Spiflicate, verb:

1. To confound, to silence, to dumbfound.

2. To treat or handle roughly or severely.

3. To overcome or dispose of by violence; to beat.


This is one of those words. It never dies, but never quite gets up enough momentum to make it into mainstream English. It's not one of those living-dead words (like grimgribber, caconym, and floccinaucinihilipilification) that are kept alive by the rare person who lives on rare words. People really do use spiflicate. It lurks around the fringes, appearing just often enough to get into dictionaries, but not often enough to earn a permanent spot on out tongues.


"Whence the term spifflicated?"
-- Gentleman's Magazine, December 1749

Sometime in the mid-1700s spiflicate appeared, apparently out of thin air. It was London street cant, although we have no way of knowing if it originated in London. The quote given above is the first written appearance of the word, and all it tells us is that a literate Englishman heard the word and did not know what it meant. We can assume that at at this time spiflicated already meant confounded, roughly treated, or beaten.

"He uses Nature's Own Remedy. He gets spiflicated."
-- O. Henry, 1906

A hundred and fifty years later, across the Atlantic Americans started using spiflicated, for no particular reason. But they added a twist; spiflicated meant 'to be intoxicated'. O Henry was the first to use the term in writing, and apparently used it in his personal life as well. It only appeared in one of his stories, Strictly Business, 1918, which was probably not read widely enough to explain the spread of the term. This meaning surely comes from the earlier British use of spiflicate to mean 'to confound'. It is important to note that while 'spiflicated' meant drunk, 'spiflicate' kept its original meaning, and did not mean 'to drink'.

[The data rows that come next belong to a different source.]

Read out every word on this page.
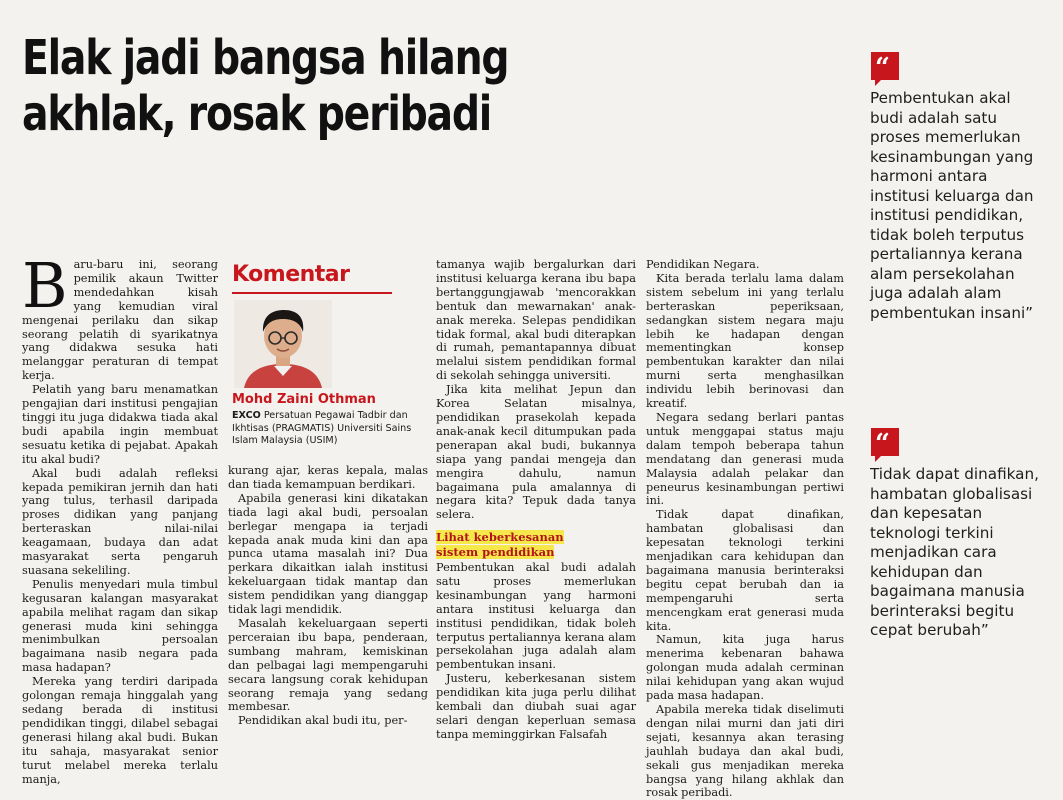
Elak jadi bangsa hilang
akhlak, rosak peribadi

Baru-baru ini, seorang pemilik akaun Twitter mendedahkan kisah yang kemudian viral mengenai perilaku dan sikap seorang pelatih di syarikatnya yang didakwa sesuka hati melanggar peraturan di tempat kerja.

Pelatih yang baru menamatkan pengajian dari institusi pengajian tinggi itu juga didakwa tiada akal budi apabila ingin membuat sesuatu ketika di pejabat. Apakah itu akal budi?

Akal budi adalah refleksi kepada pemikiran jernih dan hati yang tulus, terhasil daripada proses didikan yang panjang berteraskan nilai-nilai keagamaan, budaya dan adat masyarakat serta pengaruh suasana sekeliling.

Penulis menyedari mula timbul kegusaran kalangan masyarakat apabila melihat ragam dan sikap generasi muda kini sehingga menimbulkan persoalan bagaimana nasib negara pada masa hadapan?

Mereka yang terdiri daripada golongan remaja hinggalah yang sedang berada di institusi pendidikan tinggi, dilabel sebagai generasi hilang akal budi. Bukan itu sahaja, masyarakat senior turut melabel mereka terlalu manja,

Komentar
Mohd Zaini Othman
EXCO Persatuan Pegawai Tadbir dan Ikhtisas (PRAGMATIS) Universiti Sains Islam Malaysia (USIM)

kurang ajar, keras kepala, malas dan tiada kemampuan berdikari.

Apabila generasi kini dikatakan tiada lagi akal budi, persoalan berlegar mengapa ia terjadi kepada anak muda kini dan apa punca utama masalah ini? Dua perkara dikaitkan ialah institusi kekeluargaan tidak mantap dan sistem pendidikan yang dianggap tidak lagi mendidik.

Masalah kekeluargaan seperti perceraian ibu bapa, penderaan, sumbang mahram, kemiskinan dan pelbagai lagi mempengaruhi secara langsung corak kehidupan seorang remaja yang sedang membesar.

Pendidikan akal budi itu, per-

tamanya wajib bergalurkan dari institusi keluarga kerana ibu bapa bertanggungjawab 'mencorakkan bentuk dan mewarnakan' anak-anak mereka. Selepas pendidikan tidak formal, akal budi diterapkan di rumah, pemantapannya dibuat melalui sistem pendidikan formal di sekolah sehingga universiti.

Jika kita melihat Jepun dan Korea Selatan misalnya, pendidikan prasekolah kepada anak-anak kecil ditumpukan pada penerapan akal budi, bukannya siapa yang pandai mengeja dan mengira dahulu, namun bagaimana pula amalannya di negara kita? Tepuk dada tanya selera.

Lihat keberkesanan
sistem pendidikan

Pembentukan akal budi adalah satu proses memerlukan kesinambungan yang harmoni antara institusi keluarga dan institusi pendidikan, tidak boleh terputus pertaliannya kerana alam persekolahan juga adalah alam pembentukan insani.

Justeru, keberkesanan sistem pendidikan kita juga perlu dilihat kembali dan diubah suai agar selari dengan keperluan semasa tanpa meminggirkan Falsafah

Pendidikan Negara.

Kita berada terlalu lama dalam sistem sebelum ini yang terlalu berteraskan peperiksaan, sedangkan sistem negara maju lebih ke hadapan dengan mementingkan konsep pembentukan karakter dan nilai murni serta menghasilkan individu lebih berinovasi dan kreatif.

Negara sedang berlari pantas untuk menggapai status maju dalam tempoh beberapa tahun mendatang dan generasi muda Malaysia adalah pelakar dan peneurus kesinambungan pertiwi ini.

Tidak dapat dinafikan, hambatan globalisasi dan kepesatan teknologi terkini menjadikan cara kehidupan dan bagaimana manusia berinteraksi begitu cepat berubah dan ia mempengaruhi serta mencengkam erat generasi muda kita.

Namun, kita juga harus menerima kebenaran bahawa golongan muda adalah cerminan nilai kehidupan yang akan wujud pada masa hadapan.

Apabila mereka tidak diselimuti dengan nilai murni dan jati diri sejati, kesannya akan terasing jauhlah budaya dan akal budi, sekali gus menjadikan mereka bangsa yang hilang akhlak dan rosak peribadi.

“
Pembentukan akal budi adalah satu proses memerlukan kesinambungan yang harmoni antara institusi keluarga dan institusi pendidikan, tidak boleh terputus pertaliannya kerana alam persekolahan juga adalah alam pembentukan insani”
“
Tidak dapat dinafikan, hambatan globalisasi dan kepesatan teknologi terkini menjadikan cara kehidupan dan bagaimana manusia berinteraksi begitu cepat berubah”
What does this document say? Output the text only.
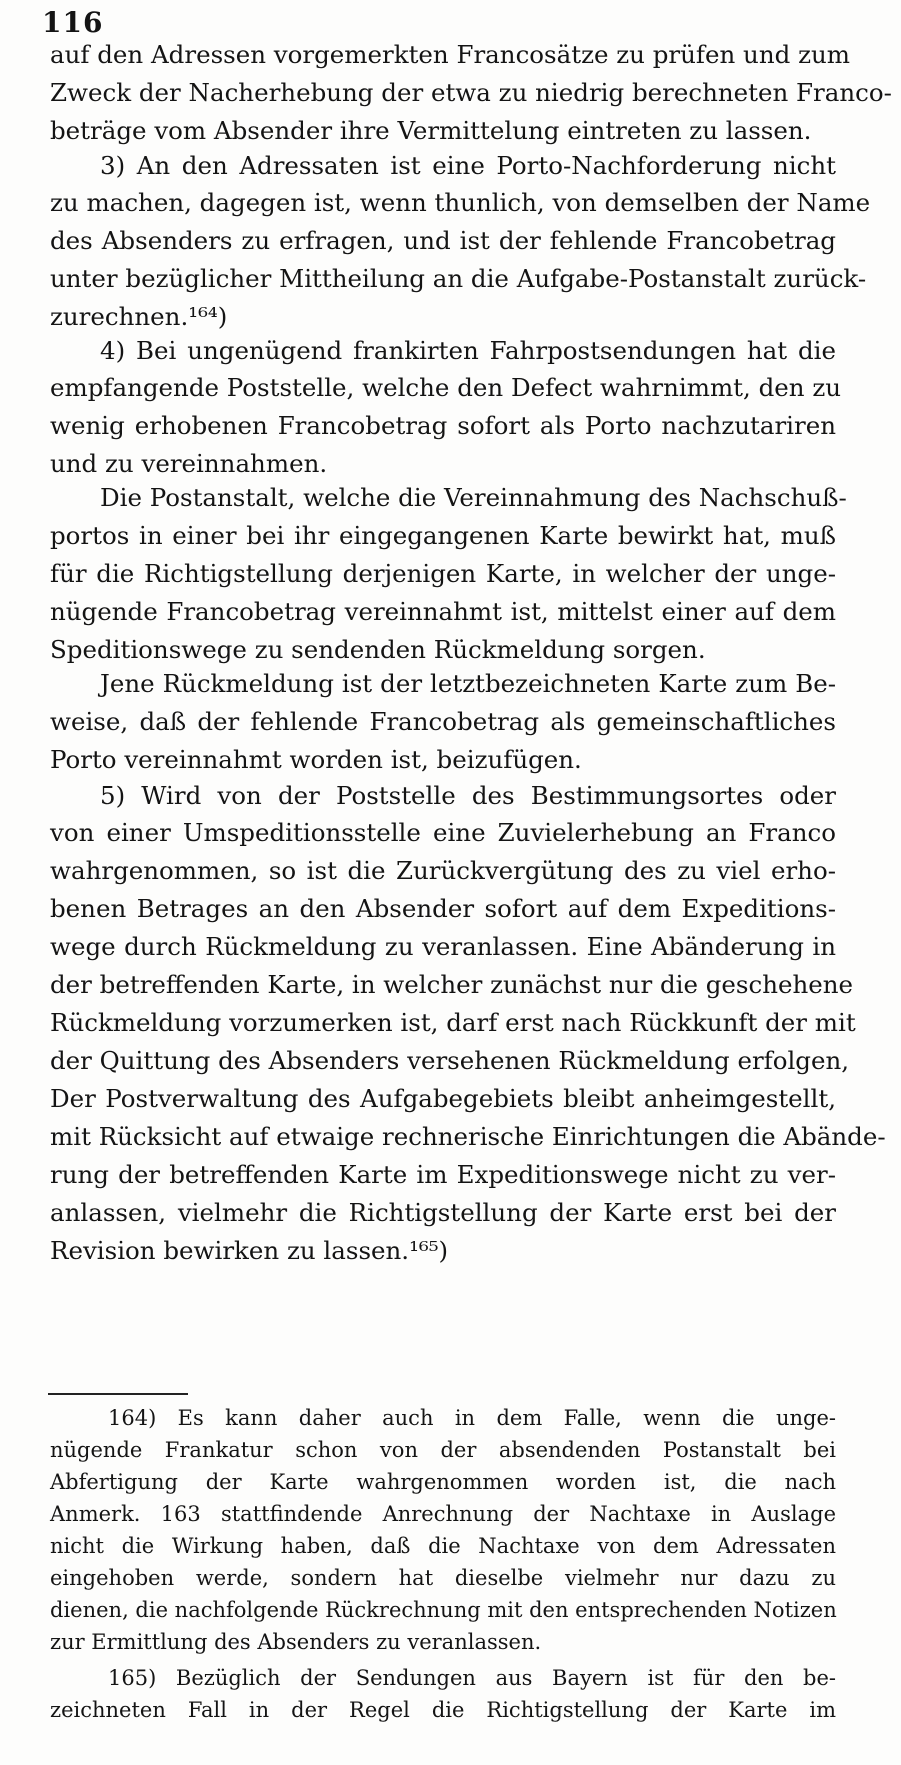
116
auf den Adressen vorgemerkten Francosätze zu prüfen und zum
Zweck der Nacherhebung der etwa zu niedrig berechneten Franco-
beträge vom Absender ihre Vermittelung eintreten zu lassen.
3) An den Adressaten ist eine Porto-Nachforderung nicht
zu machen, dagegen ist, wenn thunlich, von demselben der Name
des Absenders zu erfragen, und ist der fehlende Francobetrag
unter bezüglicher Mittheilung an die Aufgabe-Postanstalt zurück-
zurechnen.¹⁶⁴)
4) Bei ungenügend frankirten Fahrpostsendungen hat die
empfangende Poststelle, welche den Defect wahrnimmt, den zu
wenig erhobenen Francobetrag sofort als Porto nachzutariren
und zu vereinnahmen.
Die Postanstalt, welche die Vereinnahmung des Nachschuß-
portos in einer bei ihr eingegangenen Karte bewirkt hat, muß
für die Richtigstellung derjenigen Karte, in welcher der unge-
nügende Francobetrag vereinnahmt ist, mittelst einer auf dem
Speditionswege zu sendenden Rückmeldung sorgen.
Jene Rückmeldung ist der letztbezeichneten Karte zum Be-
weise, daß der fehlende Francobetrag als gemeinschaftliches
Porto vereinnahmt worden ist, beizufügen.
5) Wird von der Poststelle des Bestimmungsortes oder
von einer Umspeditionsstelle eine Zuvielerhebung an Franco
wahrgenommen, so ist die Zurückvergütung des zu viel erho-
benen Betrages an den Absender sofort auf dem Expeditions-
wege durch Rückmeldung zu veranlassen. Eine Abänderung in
der betreffenden Karte, in welcher zunächst nur die geschehene
Rückmeldung vorzumerken ist, darf erst nach Rückkunft der mit
der Quittung des Absenders versehenen Rückmeldung erfolgen,
Der Postverwaltung des Aufgabegebiets bleibt anheimgestellt,
mit Rücksicht auf etwaige rechnerische Einrichtungen die Abände-
rung der betreffenden Karte im Expeditionswege nicht zu ver-
anlassen, vielmehr die Richtigstellung der Karte erst bei der
Revision bewirken zu lassen.¹⁶⁵)
164) Es kann daher auch in dem Falle, wenn die unge-
nügende Frankatur schon von der absendenden Postanstalt bei
Abfertigung der Karte wahrgenommen worden ist, die nach
Anmerk. 163 stattfindende Anrechnung der Nachtaxe in Auslage
nicht die Wirkung haben, daß die Nachtaxe von dem Adressaten
eingehoben werde, sondern hat dieselbe vielmehr nur dazu zu
dienen, die nachfolgende Rückrechnung mit den entsprechenden Notizen
zur Ermittlung des Absenders zu veranlassen.
165) Bezüglich der Sendungen aus Bayern ist für den be-
zeichneten Fall in der Regel die Richtigstellung der Karte im
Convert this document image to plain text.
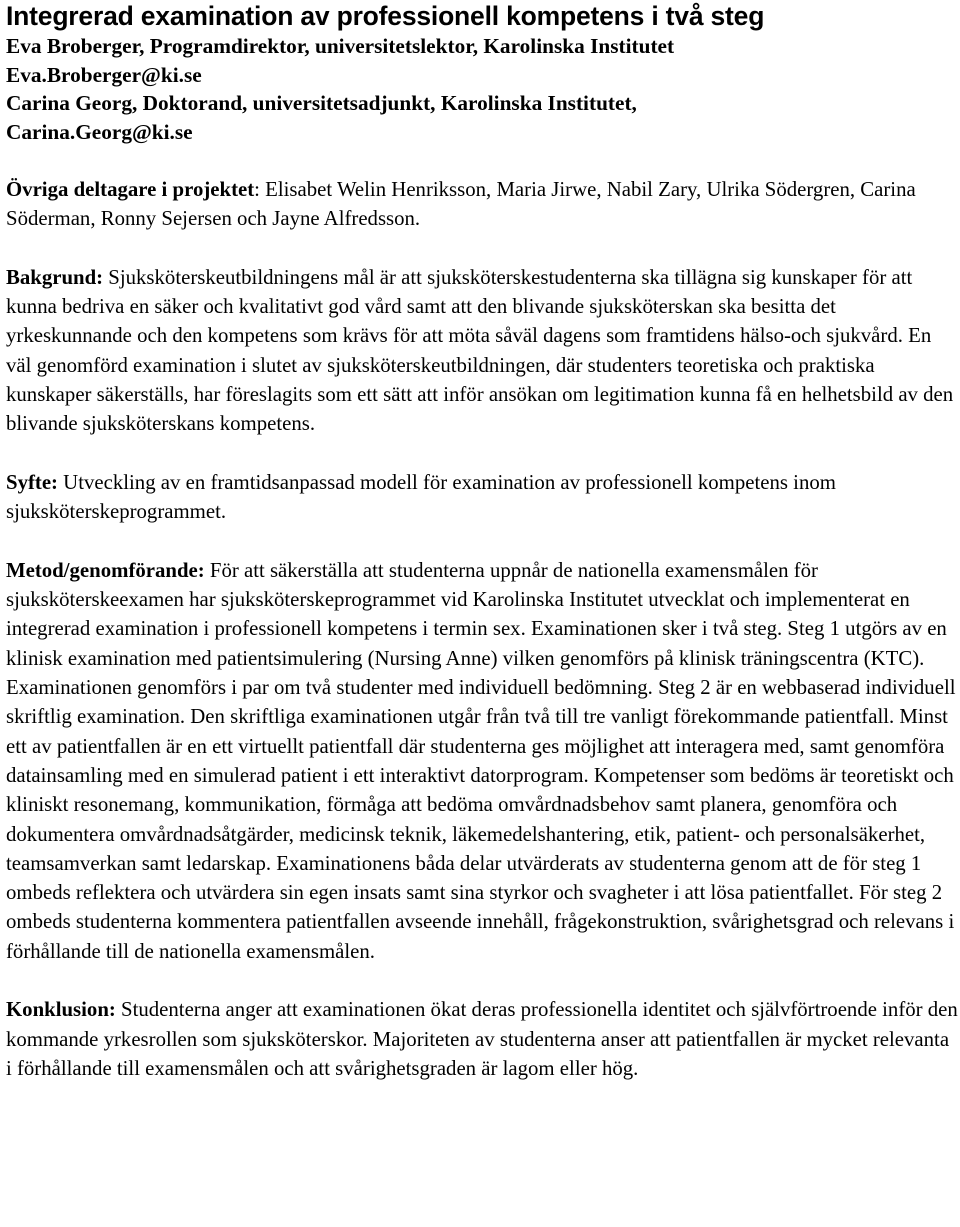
Integrerad examination av professionell kompetens i två steg

Eva Broberger, Programdirektor, universitetslektor, Karolinska Institutet

Eva.Broberger@ki.se

Carina Georg, Doktorand, universitetsadjunkt, Karolinska Institutet,

Carina.Georg@ki.se

Övriga deltagare i projektet: Elisabet Welin Henriksson, Maria Jirwe, Nabil Zary, Ulrika Södergren, Carina Söderman, Ronny Sejersen och Jayne Alfredsson.

Bakgrund: Sjuksköterskeutbildningens mål är att sjuksköterskestudenterna ska tillägna sig kunskaper för att kunna bedriva en säker och kvalitativt god vård samt att den blivande sjuksköterskan ska besitta det yrkeskunnande och den kompetens som krävs för att möta såväl dagens som framtidens hälso-och sjukvård. En väl genomförd examination i slutet av sjuksköterskeutbildningen, där studenters teoretiska och praktiska kunskaper säkerställs, har föreslagits som ett sätt att inför ansökan om legitimation kunna få en helhetsbild av den blivande sjuksköterskans kompetens.

Syfte: Utveckling av en framtidsanpassad modell för examination av professionell kompetens inom sjuksköterskeprogrammet.

Metod/genomförande: För att säkerställa att studenterna uppnår de nationella examensmålen för sjuksköterskeexamen har sjuksköterskeprogrammet vid Karolinska Institutet utvecklat och implementerat en integrerad examination i professionell kompetens i termin sex. Examinationen sker i två steg. Steg 1 utgörs av en klinisk examination med patientsimulering (Nursing Anne) vilken genomförs på klinisk träningscentra (KTC). Examinationen genomförs i par om två studenter med individuell bedömning. Steg 2 är en webbaserad individuell skriftlig examination. Den skriftliga examinationen utgår från två till tre vanligt förekommande patientfall. Minst ett av patientfallen är en ett virtuellt patientfall där studenterna ges möjlighet att interagera med, samt genomföra datainsamling med en simulerad patient i ett interaktivt datorprogram. Kompetenser som bedöms är teoretiskt och kliniskt resonemang, kommunikation, förmåga att bedöma omvårdnadsbehov samt planera, genomföra och dokumentera omvårdnadsåtgärder, medicinsk teknik, läkemedelshantering, etik, patient- och personalsäkerhet, teamsamverkan samt ledarskap. Examinationens båda delar utvärderats av studenterna genom att de för steg 1 ombeds reflektera och utvärdera sin egen insats samt sina styrkor och svagheter i att lösa patientfallet. För steg 2 ombeds studenterna kommentera patientfallen avseende innehåll, frågekonstruktion, svårighetsgrad och relevans i förhållande till de nationella examensmålen.

Konklusion: Studenterna anger att examinationen ökat deras professionella identitet och självförtroende inför den kommande yrkesrollen som sjuksköterskor. Majoriteten av studenterna anser att patientfallen är mycket relevanta i förhållande till examensmålen och att svårighetsgraden är lagom eller hög.
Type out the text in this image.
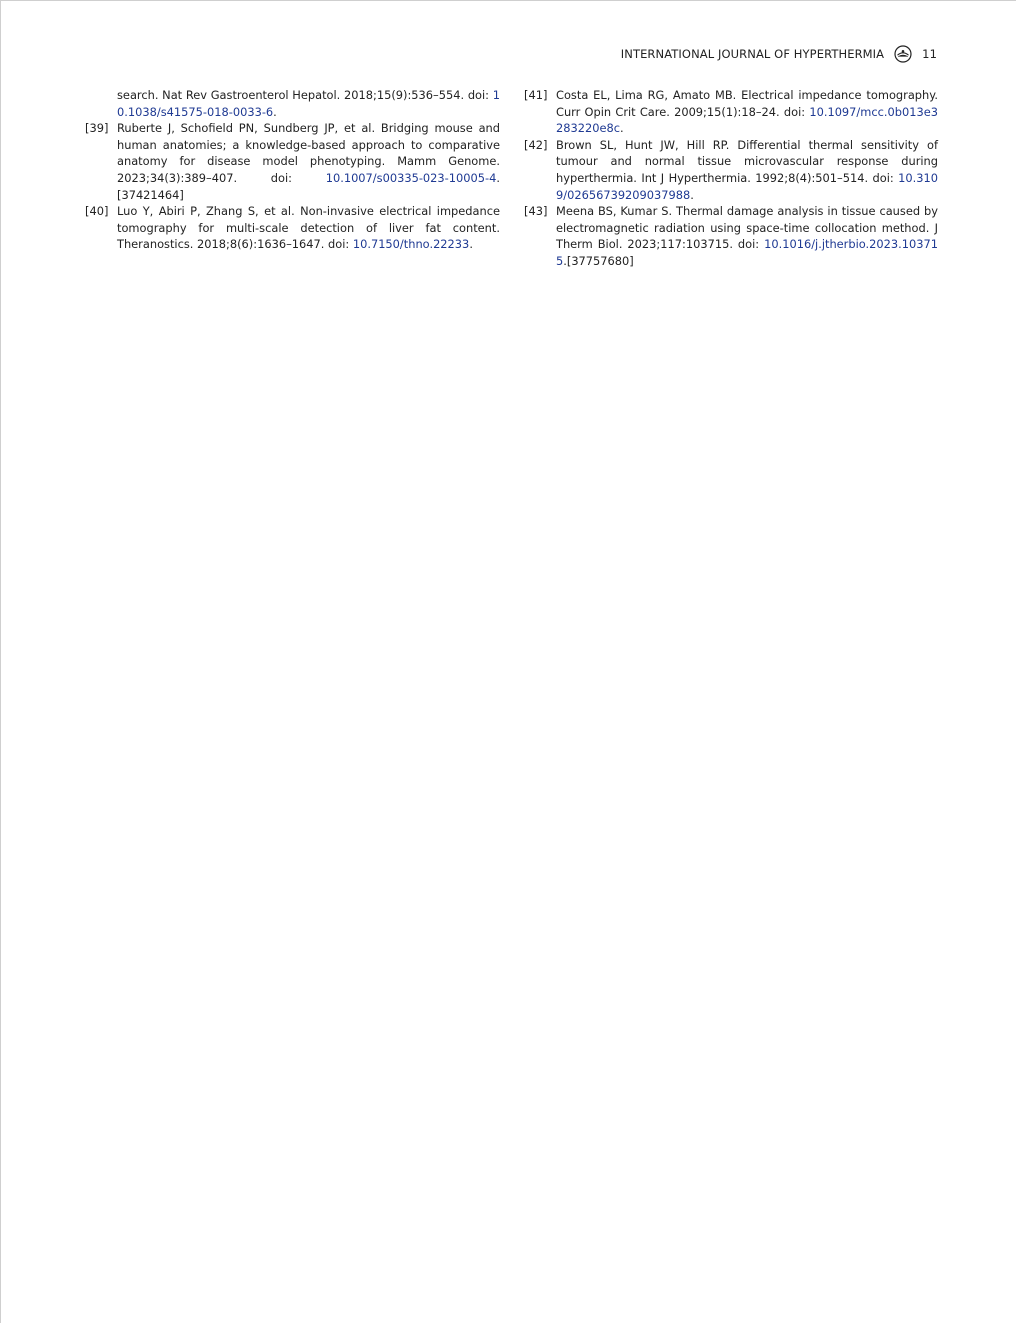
INTERNATIONAL JOURNAL OF HYPERTHERMIA	11
search. Nat Rev Gastroenterol Hepatol. 2018;15(9):536–554. doi: 10.1038/s41575-018-0033-6.
[39] Ruberte J, Schofield PN, Sundberg JP, et al. Bridging mouse and human anatomies; a knowledge-based approach to comparative anatomy for disease model phenotyping. Mamm Genome. 2023;34(3):389–407. doi: 10.1007/s00335-023-10005-4.[37421464]
[40] Luo Y, Abiri P, Zhang S, et al. Non-invasive electrical impedance tomography for multi-scale detection of liver fat content. Theranostics. 2018;8(6):1636–1647. doi: 10.7150/thno.22233.
[41] Costa EL, Lima RG, Amato MB. Electrical impedance tomography. Curr Opin Crit Care. 2009;15(1):18–24. doi: 10.1097/mcc.0b013e3283220e8c.
[42] Brown SL, Hunt JW, Hill RP. Differential thermal sensitivity of tumour and normal tissue microvascular response during hyperthermia. Int J Hyperthermia. 1992;8(4):501–514. doi: 10.3109/02656739209037988.
[43] Meena BS, Kumar S. Thermal damage analysis in tissue caused by electromagnetic radiation using space-time collocation method. J Therm Biol. 2023;117:103715. doi: 10.1016/j.jtherbio.2023.103715.[37757680]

spiflicate /'spiflikeit/; Cách viet khác : (spifflicate)
-- English-Vietnamese Dictionary at http://vdict.com/spiflicate,1.html, 2007

And then, people kept using it. While the sense of 'drunken' fell out of use, it is still used in the original sense. Today spiflicate seems primarily to be a word that people hear their grandparents using. In Australia, Scotland, America, and England, reports pop up; usually "I remember my grandmother using this word when we were kids!" Apparently this has become one of those odd words that grandparents use jokingly with kids -- "If I catch you I'll spiflicate you!"

Spiflicate remains a perfectly cromulent word, albeit an arcane one. It appears in the oddest places, such as the Vietnamese dictionary quoted above. It even appears on Urbandictionary.com, a sign of at least marginal trendiness.